Además de los subterráneos y los tranvías, en algunas ciudades de Francia también funcionan los autobuses y los trolebuses. En todos los casos, lo que se persigue es descongestionar el tránsito y ordenar la circulación vehicular. El Estado francés prevé apoyar, en los próximos 10 años, proyectos por 4.000 millones de euros para el desarrollo de autobuses.

Las grandes ciudades trabajan junto con los municipios que los rodean, el tema tarifario, y cuentan con un recurso propio denominado Fuente transporte, un impuesto que es solventado por las empresas ubicadas en el perímetro comprendido. Pero lo que se señala como fundamental es que debe existir una coordinación entre las líneas de tranvías y de buses; es lo que se llama estaciones multimodales donde el usuario utiliza un mismo ticket para los diferentes transportes.

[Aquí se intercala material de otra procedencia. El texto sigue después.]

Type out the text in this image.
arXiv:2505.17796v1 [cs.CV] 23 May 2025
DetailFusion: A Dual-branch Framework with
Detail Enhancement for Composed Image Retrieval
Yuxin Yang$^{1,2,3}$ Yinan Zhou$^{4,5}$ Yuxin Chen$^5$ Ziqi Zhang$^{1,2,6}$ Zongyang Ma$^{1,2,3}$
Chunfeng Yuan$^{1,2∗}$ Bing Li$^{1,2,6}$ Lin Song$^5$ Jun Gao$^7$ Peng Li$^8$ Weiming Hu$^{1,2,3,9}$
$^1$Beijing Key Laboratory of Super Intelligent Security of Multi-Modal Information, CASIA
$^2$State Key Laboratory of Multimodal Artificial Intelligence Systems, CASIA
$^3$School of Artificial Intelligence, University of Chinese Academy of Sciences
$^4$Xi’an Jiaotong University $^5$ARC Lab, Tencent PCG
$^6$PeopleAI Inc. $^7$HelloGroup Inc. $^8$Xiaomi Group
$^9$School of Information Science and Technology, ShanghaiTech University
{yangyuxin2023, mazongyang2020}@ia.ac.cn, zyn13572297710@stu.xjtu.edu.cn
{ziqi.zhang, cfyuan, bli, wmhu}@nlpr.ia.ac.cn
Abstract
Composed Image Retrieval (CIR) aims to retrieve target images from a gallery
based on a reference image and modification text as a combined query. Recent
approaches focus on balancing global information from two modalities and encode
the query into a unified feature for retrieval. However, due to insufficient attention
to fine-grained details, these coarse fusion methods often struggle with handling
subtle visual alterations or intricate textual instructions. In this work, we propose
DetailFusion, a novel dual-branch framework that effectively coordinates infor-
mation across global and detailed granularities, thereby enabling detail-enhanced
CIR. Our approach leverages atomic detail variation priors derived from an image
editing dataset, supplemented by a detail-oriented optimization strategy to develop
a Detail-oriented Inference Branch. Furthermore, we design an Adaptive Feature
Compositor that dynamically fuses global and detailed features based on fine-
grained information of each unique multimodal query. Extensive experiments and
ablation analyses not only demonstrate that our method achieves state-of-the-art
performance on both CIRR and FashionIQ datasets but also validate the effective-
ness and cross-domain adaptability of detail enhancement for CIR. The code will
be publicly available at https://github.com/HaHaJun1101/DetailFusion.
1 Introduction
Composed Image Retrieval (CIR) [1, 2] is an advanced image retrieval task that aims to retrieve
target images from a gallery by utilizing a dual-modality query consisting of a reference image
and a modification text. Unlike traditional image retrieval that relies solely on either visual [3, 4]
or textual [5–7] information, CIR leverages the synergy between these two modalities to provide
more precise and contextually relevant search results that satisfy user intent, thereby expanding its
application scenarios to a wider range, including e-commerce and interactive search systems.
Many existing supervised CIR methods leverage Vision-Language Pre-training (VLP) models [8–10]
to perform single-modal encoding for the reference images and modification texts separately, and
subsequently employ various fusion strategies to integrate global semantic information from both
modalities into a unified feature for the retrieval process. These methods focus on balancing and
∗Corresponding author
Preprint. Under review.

Menos contaminación y más capacidad

Como se ha dicho, actualmente en la Comunidad Europea la temática de los transportes está directamente ligada con la energía y el propósito de bajar la emisión de gases con el efecto invernadero.

La empresa Alstom -dedicada tanto a energía como a construcción de transportes- informó en una visita que realizaron periodistas argentinos a su planta en París, que haciendo una equivalencia en cuanto al petróleo, un tren de alta velocidad consume 1,2 l/100 km, es decir, seis veces menos que un avión (7l). En términos de capacidad, los trenes de muy alta velocidad también llevan la delantera. Una línea de trenes veloces TGV Duplex puede transportar la misma cantidad de pasajeros que una autopista de 2x3 carriles, lo que representa una ocupación del suelo de 14 metros para una línea de muy alta velocidad contra 40 que requiere una autopista.

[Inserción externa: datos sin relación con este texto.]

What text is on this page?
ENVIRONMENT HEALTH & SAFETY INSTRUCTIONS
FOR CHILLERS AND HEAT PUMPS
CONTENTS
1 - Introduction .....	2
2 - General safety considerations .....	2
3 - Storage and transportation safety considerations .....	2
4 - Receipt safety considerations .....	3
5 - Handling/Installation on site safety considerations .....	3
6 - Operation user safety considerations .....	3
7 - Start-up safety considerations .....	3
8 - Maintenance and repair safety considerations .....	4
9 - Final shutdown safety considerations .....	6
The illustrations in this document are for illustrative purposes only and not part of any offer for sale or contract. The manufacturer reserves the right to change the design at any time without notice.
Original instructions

Desde el punto de vista de la contribución del tren a las emisiones de gases de efecto invernadero y por consiguiente al recalentamiento climático, es importante destacar que un ferrocarril de muy alta velocidad emite 14 veces menos C02 que un coche y 25 menos que un avión.

El tranvía, por su parte, se presenta en la actualidad como un vector de la lucha contra la polución y saturación de las ciudades, dice la empresa Alstom.

"Funciona gracias a energía propia y permite transportar una cantidad de pasajeros equivalente a tres autobuses y 150 coches". Para recorridos de corta distancia -especifica el caso de Niza- funciona un tranvía a batería, es decir sin cables.

La reducción de las molestias sonoras es otro aspecto de la eco-concepción de esta constructora de transportes. El confort acústico, dice la empresa, se ha perfeccionado. Estos resultados se han obtenido gracias a las modelizaciones pero también al trabajo que se realizó sobre la parte delantera de los trenes a fin de mejorar la penetración en el aire.

Ecodiseño

Algunas empresas en Francia han comenzado a trabajar con el concepto de ecodiseño y entre ellas se encuentra Alstom. Se trata de tener en cuenta los factores medioambientales en el diseño de sus productos con el objeto de controlar y minimizar el impacto en el medioambiente durante todo el ciclo de vida del producto, desde la fabricación hasta el reciclaje.

Toma en cuenta la reducción del consumo de energía, la reciclabilidad, el uso de materiales renovables "limpios", los ensamblajes desmontables que requieren pocos consumibles y la reducción del ruido tanto interno como externo.